Usaha itu mulai dijalankan dengan berjualan di sekitar Stasiun Tulungagung. Perkembangannya mulai terasa sekitar 2003. Dua tahun kemudian, pemilik memutuskan meninggalkan pekerjaan di sebuah laboratorium untuk fokus mengembangkan usaha rambak.

Baca Juga: Asal-Usul dan Kelezatan Kerupuk Rambak Tulungagung yang Wajib Dicoba dan Cocok untuk Oleh-oleh

Kulit Segar Jadi Kunci Kualitas

Dalam pembuatan kerupuk rambak Tulungagung, bahan baku menjadi salah satu bagian penting. Rambak Pak Jarwo memilih kulit sapi segar yang diperoleh langsung dari tempat penjagalan.

Bahan baku tersebut berasal dari Tulungagung dan daerah sekitar, termasuk Blitar serta Kediri.

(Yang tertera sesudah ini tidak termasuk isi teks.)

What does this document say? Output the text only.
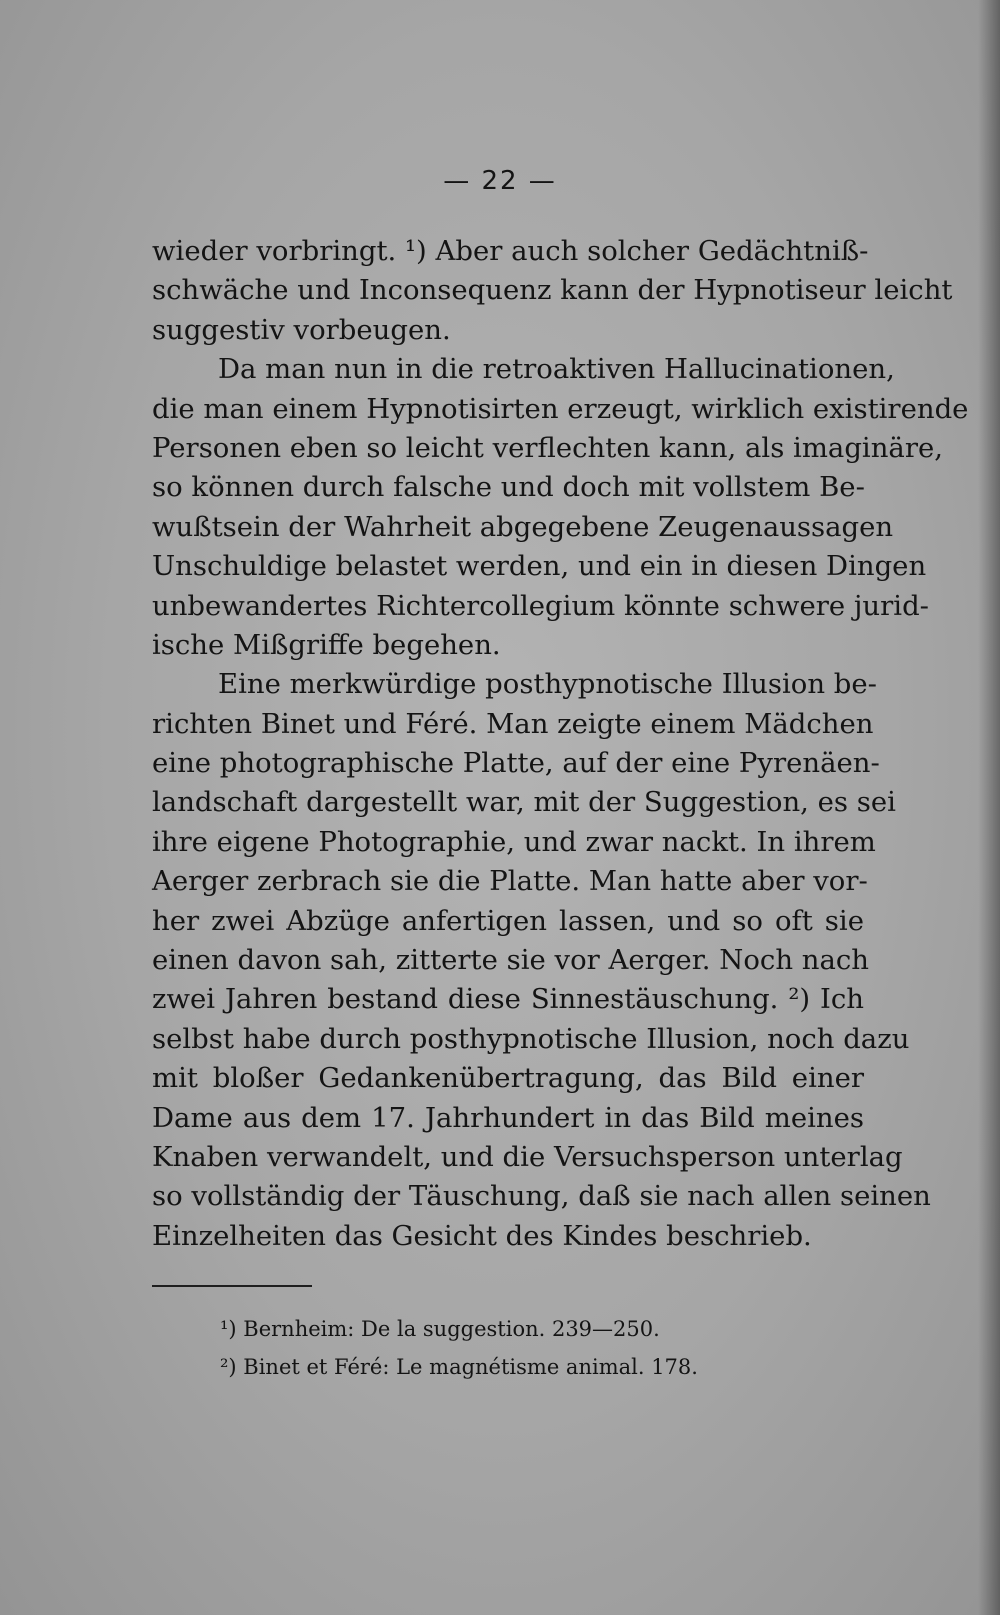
— 22 —
wieder vorbringt. ¹) Aber auch solcher Gedächtniß-
schwäche und Inconsequenz kann der Hypnotiseur leicht
suggestiv vorbeugen.
Da man nun in die retroaktiven Hallucinationen,
die man einem Hypnotisirten erzeugt, wirklich existirende
Personen eben so leicht verflechten kann, als imaginäre,
so können durch falsche und doch mit vollstem Be-
wußtsein der Wahrheit abgegebene Zeugenaussagen
Unschuldige belastet werden, und ein in diesen Dingen
unbewandertes Richtercollegium könnte schwere jurid-
ische Mißgriffe begehen.
Eine merkwürdige posthypnotische Illusion be-
richten Binet und Féré. Man zeigte einem Mädchen
eine photographische Platte, auf der eine Pyrenäen-
landschaft dargestellt war, mit der Suggestion, es sei
ihre eigene Photographie, und zwar nackt. In ihrem
Aerger zerbrach sie die Platte. Man hatte aber vor-
her zwei Abzüge anfertigen lassen, und so oft sie
einen davon sah, zitterte sie vor Aerger. Noch nach
zwei Jahren bestand diese Sinnestäuschung. ²) Ich
selbst habe durch posthypnotische Illusion, noch dazu
mit bloßer Gedankenübertragung, das Bild einer
Dame aus dem 17. Jahrhundert in das Bild meines
Knaben verwandelt, und die Versuchsperson unterlag
so vollständig der Täuschung, daß sie nach allen seinen
Einzelheiten das Gesicht des Kindes beschrieb.
¹) Bernheim: De la suggestion. 239—250.
²) Binet et Féré: Le magnétisme animal. 178.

Pemilihan bahan baku lokal juga berkaitan dengan proses pengurusan sertifikasi halal.

Menurut penjelasan dalam video, penggunaan bahan baku dari daerah lokal memudahkan produsen memastikan proses penyembelihan dilakukan sesuai ketentuan yang diperlukan untuk pengajuan izin halal.

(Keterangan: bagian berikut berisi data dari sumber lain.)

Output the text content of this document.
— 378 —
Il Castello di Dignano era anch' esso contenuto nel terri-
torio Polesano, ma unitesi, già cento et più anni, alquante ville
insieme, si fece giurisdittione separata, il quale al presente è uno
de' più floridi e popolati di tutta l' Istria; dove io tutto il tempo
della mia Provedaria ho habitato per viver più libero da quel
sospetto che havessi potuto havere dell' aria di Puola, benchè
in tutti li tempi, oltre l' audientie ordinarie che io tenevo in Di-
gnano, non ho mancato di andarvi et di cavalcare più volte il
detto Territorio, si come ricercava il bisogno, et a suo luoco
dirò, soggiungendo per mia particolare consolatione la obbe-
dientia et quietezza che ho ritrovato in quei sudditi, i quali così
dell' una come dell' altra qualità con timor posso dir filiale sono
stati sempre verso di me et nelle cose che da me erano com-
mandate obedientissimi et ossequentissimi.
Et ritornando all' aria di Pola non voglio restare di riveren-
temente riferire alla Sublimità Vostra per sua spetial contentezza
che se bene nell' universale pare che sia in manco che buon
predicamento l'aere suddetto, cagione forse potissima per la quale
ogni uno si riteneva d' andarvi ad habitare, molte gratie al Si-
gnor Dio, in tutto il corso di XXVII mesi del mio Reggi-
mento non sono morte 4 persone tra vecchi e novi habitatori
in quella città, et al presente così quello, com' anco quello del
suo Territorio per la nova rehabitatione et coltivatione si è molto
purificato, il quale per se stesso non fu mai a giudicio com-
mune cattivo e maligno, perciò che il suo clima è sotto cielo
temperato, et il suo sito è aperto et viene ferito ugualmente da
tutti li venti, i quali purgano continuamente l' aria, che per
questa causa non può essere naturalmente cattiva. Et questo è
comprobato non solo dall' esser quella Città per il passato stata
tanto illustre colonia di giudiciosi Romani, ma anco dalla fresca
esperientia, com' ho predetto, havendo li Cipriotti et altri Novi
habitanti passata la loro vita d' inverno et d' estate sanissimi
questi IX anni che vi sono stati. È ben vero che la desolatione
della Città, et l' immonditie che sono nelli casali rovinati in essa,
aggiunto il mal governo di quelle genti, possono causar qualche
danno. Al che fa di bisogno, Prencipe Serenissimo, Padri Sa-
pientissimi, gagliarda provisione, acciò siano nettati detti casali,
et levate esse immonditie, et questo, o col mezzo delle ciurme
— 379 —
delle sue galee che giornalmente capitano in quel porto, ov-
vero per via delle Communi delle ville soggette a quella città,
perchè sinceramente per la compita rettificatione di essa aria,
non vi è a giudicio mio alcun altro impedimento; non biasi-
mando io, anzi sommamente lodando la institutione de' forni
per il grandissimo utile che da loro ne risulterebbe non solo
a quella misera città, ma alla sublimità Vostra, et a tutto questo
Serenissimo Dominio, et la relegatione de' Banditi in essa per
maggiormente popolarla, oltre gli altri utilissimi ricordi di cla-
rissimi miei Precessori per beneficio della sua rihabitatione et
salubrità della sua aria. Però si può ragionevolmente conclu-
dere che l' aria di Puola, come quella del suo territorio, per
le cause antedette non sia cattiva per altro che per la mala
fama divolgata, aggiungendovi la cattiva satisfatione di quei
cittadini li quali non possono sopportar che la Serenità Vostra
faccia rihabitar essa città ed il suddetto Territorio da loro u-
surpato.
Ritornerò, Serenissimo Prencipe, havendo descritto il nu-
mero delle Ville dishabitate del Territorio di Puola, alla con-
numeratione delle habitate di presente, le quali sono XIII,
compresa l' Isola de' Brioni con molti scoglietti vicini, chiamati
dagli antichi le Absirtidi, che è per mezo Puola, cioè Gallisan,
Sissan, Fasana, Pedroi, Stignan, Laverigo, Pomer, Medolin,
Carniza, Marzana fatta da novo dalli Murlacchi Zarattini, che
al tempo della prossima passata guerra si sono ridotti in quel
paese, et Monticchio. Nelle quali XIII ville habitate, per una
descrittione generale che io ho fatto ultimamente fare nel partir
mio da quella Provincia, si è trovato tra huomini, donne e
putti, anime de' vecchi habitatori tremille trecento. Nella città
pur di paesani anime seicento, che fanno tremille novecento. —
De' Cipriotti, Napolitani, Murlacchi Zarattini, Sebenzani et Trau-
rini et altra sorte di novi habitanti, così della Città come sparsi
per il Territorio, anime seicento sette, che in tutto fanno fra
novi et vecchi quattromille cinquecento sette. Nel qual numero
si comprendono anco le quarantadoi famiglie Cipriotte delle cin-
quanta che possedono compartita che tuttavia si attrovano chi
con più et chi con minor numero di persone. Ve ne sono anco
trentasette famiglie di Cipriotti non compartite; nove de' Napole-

Baca Juga: Kerupuk Rambak Khas Tulungagung Jadi Primadona saat Lebaran Idul Fitri

Setelah kulit tersedia, proses pertama adalah pengerokan. Bulu yang masih menempel harus dihilangkan hingga bersih sebelum kulit masuk ke tahap berikutnya.

Kulit kemudian direbus sampai lunak dan matang. Lama perebusan bergantung pada ketebalan serta kondisi kulit. Secara umum, proses tersebut membutuhkan waktu sekitar empat jam atau lebih.

Direbus, Diiris, Lalu Dijemur

Setelah perebusan selesai, kulit ditiriskan dan dikeringkan. Berikutnya, kulit diiris sesuai ukuran yang dibutuhkan pelanggan.

Proses pengeringan menjadi salah satu tahapan yang cukup menentukan kualitas rambak. Setelah irisan kulit dijemur hingga kering, produsen melakukan pasteurisasi.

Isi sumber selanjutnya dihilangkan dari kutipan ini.